Nous sommes ici dans un raisonnement  industriel, alors qu’il s’agit de service et d’humains. Pour autant, l’ANSP ne précisera pas plus avant sa perspective pour le secteur de façon claire et publique.

Mais au delà de la vision d’une agence nationale, la nécessité d’améliorer la qualité des services à la personne est une obligation de tout instant, à toute époque. Il faudra admettre que les services aux personnes ne pourront améliorer leur qualité que sous un certain nombre de conditions :

  • Offrir des conditions de travail décentes (salaires, temps et amplitude)
  • Avoir des capacités d’encadrement opérationnel suffisantes (contrôle de la qualité, formation, suivi des prestations)
  • Mettre en œuvre des moyens techniques  à prix accessible (télégestion, communications)
  • Former des intervenants et un encadrement aux activités, aux enjeux et aux problématiques dans chacun des métiers du domicile
  • Stabiliser, sécuriser et harmoniser le cadre juridique et administratif des activités, en particulier dans l’aide à domicile ou deux cadres réglementaires se confrontent
  • Arrêter de feindre d’ignorer les différences et divergences de dynamique des métiers du domicile pour mieux servir les problématiques sectorielles (l’autonomie, l’enfance, la scolarité, …)
  • Proposer un système d’assurance qualité sectoriel pertinent (certification, évaluation, …) qui ne soit pas redondant, subrogatoire ou supplétif mais homogène et par secteur

L’économie d’échelle ne se décrète pas, elle se trouve et les acteurs du secteur, petits ou grands vont chercher et trouver leur chemin si tant est qu’on leur en laisse la possibilité. L’innovation peut être au rendez-vous. Il faudra un espace de liberté pour la trouver.

Les ratios du secteur laissent à penser que 30-40% du prix revient aux frais de structure et d’encadrement (le hors coût direct du service).

La taille permettra de faire des économies en « fordisant » certaines activités fonctionnelles mais un certain nombre de coûts ne seront pas nécessairement réduits :

  • La surface des locaux va augmenter avec l’augmentation du personnel d’administration et de gestion (prévoir 12-15 m² par salarié)
  • Le temps productif de l’administration et de la coordination est inversement proportionnel à la taille des effectifs (réunions de synthèse, de coordination, de plans d’actions, …)
  • Pour survivre les grandes organisations vont faire exploser les coûts de marketing : il va falloir vendre du service !
  • La quantité et les coûts des outils de gestion passe par des paliers (ni trop, ni trop peu)

La satisfaction de l’utilisateur du service sera-t-elle au rendez-vous de la course à la taille ? Sachant que satisfaction et standards de qualité sont parfois disjoints, il faudra voir.
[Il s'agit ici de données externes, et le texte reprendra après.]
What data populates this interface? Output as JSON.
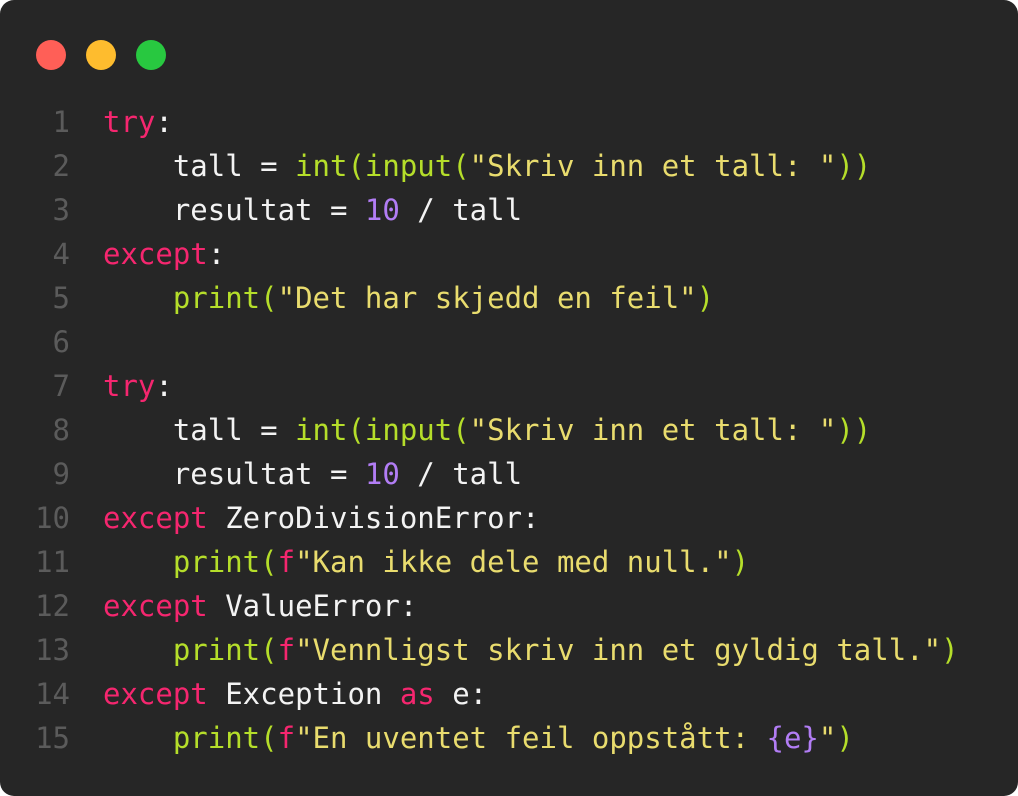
{
  "window": {
    "controls": [
      {
        "name": "close",
        "color": "#ff5f57"
      },
      {
        "name": "minimize",
        "color": "#febc2e"
      },
      {
        "name": "maximize",
        "color": "#28c840"
      }
    ]
  },
  "colors": {
    "background": "#262626",
    "keyword": "#f5266f",
    "function": "#b5de2a",
    "string": "#e9dc6e",
    "number": "#b27df5",
    "plain": "#f3f3f3",
    "line_number": "#5b5b5b"
  },
  "code": {
    "lines": [
      {
        "n": "1",
        "tokens": [
          {
            "t": "kw",
            "v": "try"
          },
          {
            "t": "pl",
            "v": ":"
          }
        ]
      },
      {
        "n": "2",
        "tokens": [
          {
            "t": "pl",
            "v": "    tall = "
          },
          {
            "t": "fn",
            "v": "int(input("
          },
          {
            "t": "str",
            "v": "\"Skriv inn et tall: \""
          },
          {
            "t": "fn",
            "v": "))"
          }
        ]
      },
      {
        "n": "3",
        "tokens": [
          {
            "t": "pl",
            "v": "    resultat = "
          },
          {
            "t": "num",
            "v": "10"
          },
          {
            "t": "pl",
            "v": " / tall"
          }
        ]
      },
      {
        "n": "4",
        "tokens": [
          {
            "t": "kw",
            "v": "except"
          },
          {
            "t": "pl",
            "v": ":"
          }
        ]
      },
      {
        "n": "5",
        "tokens": [
          {
            "t": "pl",
            "v": "    "
          },
          {
            "t": "fn",
            "v": "print("
          },
          {
            "t": "str",
            "v": "\"Det har skjedd en feil\""
          },
          {
            "t": "fn",
            "v": ")"
          }
        ]
      },
      {
        "n": "6",
        "tokens": []
      },
      {
        "n": "7",
        "tokens": [
          {
            "t": "kw",
            "v": "try"
          },
          {
            "t": "pl",
            "v": ":"
          }
        ]
      },
      {
        "n": "8",
        "tokens": [
          {
            "t": "pl",
            "v": "    tall = "
          },
          {
            "t": "fn",
            "v": "int(input("
          },
          {
            "t": "str",
            "v": "\"Skriv inn et tall: \""
          },
          {
            "t": "fn",
            "v": "))"
          }
        ]
      },
      {
        "n": "9",
        "tokens": [
          {
            "t": "pl",
            "v": "    resultat = "
          },
          {
            "t": "num",
            "v": "10"
          },
          {
            "t": "pl",
            "v": " / tall"
          }
        ]
      },
      {
        "n": "10",
        "tokens": [
          {
            "t": "kw",
            "v": "except"
          },
          {
            "t": "pl",
            "v": " ZeroDivisionError:"
          }
        ]
      },
      {
        "n": "11",
        "tokens": [
          {
            "t": "pl",
            "v": "    "
          },
          {
            "t": "fn",
            "v": "print("
          },
          {
            "t": "kw",
            "v": "f"
          },
          {
            "t": "str",
            "v": "\"Kan ikke dele med null.\""
          },
          {
            "t": "fn",
            "v": ")"
          }
        ]
      },
      {
        "n": "12",
        "tokens": [
          {
            "t": "kw",
            "v": "except"
          },
          {
            "t": "pl",
            "v": " ValueError:"
          }
        ]
      },
      {
        "n": "13",
        "tokens": [
          {
            "t": "pl",
            "v": "    "
          },
          {
            "t": "fn",
            "v": "print("
          },
          {
            "t": "kw",
            "v": "f"
          },
          {
            "t": "str",
            "v": "\"Vennligst skriv inn et gyldig tall.\""
          },
          {
            "t": "fn",
            "v": ")"
          }
        ]
      },
      {
        "n": "14",
        "tokens": [
          {
            "t": "kw",
            "v": "except"
          },
          {
            "t": "pl",
            "v": " Exception "
          },
          {
            "t": "kw",
            "v": "as"
          },
          {
            "t": "pl",
            "v": " e:"
          }
        ]
      },
      {
        "n": "15",
        "tokens": [
          {
            "t": "pl",
            "v": "    "
          },
          {
            "t": "fn",
            "v": "print("
          },
          {
            "t": "kw",
            "v": "f"
          },
          {
            "t": "str",
            "v": "\"En uventet feil oppstått: "
          },
          {
            "t": "num",
            "v": "{e}"
          },
          {
            "t": "str",
            "v": "\""
          },
          {
            "t": "fn",
            "v": ")"
          }
        ]
      }
    ]
  }
}
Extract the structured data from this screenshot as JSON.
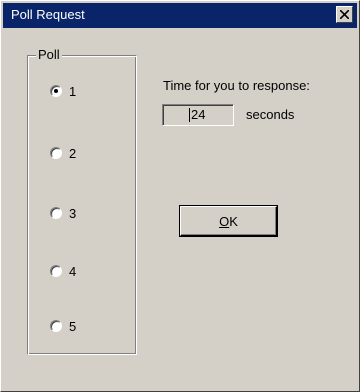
{
  "window": {
    "title": "Poll Request",
    "close_icon": "close-icon"
  },
  "poll": {
    "group_label": "Poll",
    "options": [
      {
        "label": "1",
        "selected": true
      },
      {
        "label": "2",
        "selected": false
      },
      {
        "label": "3",
        "selected": false
      },
      {
        "label": "4",
        "selected": false
      },
      {
        "label": "5",
        "selected": false
      }
    ]
  },
  "timer": {
    "label": "Time for you to response:",
    "value": "24",
    "unit": "seconds"
  },
  "ok_button": {
    "accel": "O",
    "rest": "K"
  },
  "colors": {
    "title_bar": "#0a246a",
    "face": "#d4d0c8"
  }
}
L’attente est autant humaine que technique, même dans les champs les plus techniques.

Pour autant, il y aurait des raisons de se satisfaire de la concentration du secteur :

  • Augmentation de la standardisation du service
  • Processus d’amélioration continue mis en place
  • Limitation du nombre de contentieux et de leur gravité par une meilleure maitrise de la GRH
  •  Amélioration de l’environnement technique
  • Supervision simplifiée par les autorités

Mais la course à la taille est-elle la seule voie ?

La taille améliore-t-elle la performance de gestion ?

Les prix baisseront-ils pour autant ?

Les bénéficiaires/usagers/clients y trouveront-ils ce qu’ils recherchent ?

L’individualisation de la prise en charge connaît-elle l’économie d’échelle ?

Les intervenants seront-ils plus performants dans les grandes structures ?

Autant de raisons de s’interroger sur des dogmes forgés il y a 1 siècle. De surcroît, cette logique ignore complètement l’approche par les cercles de qualité, la mise en réseau plus ou moins informelle des moyens qui sont bien plus modernes que le fordisme – forme aboutie du productivisme.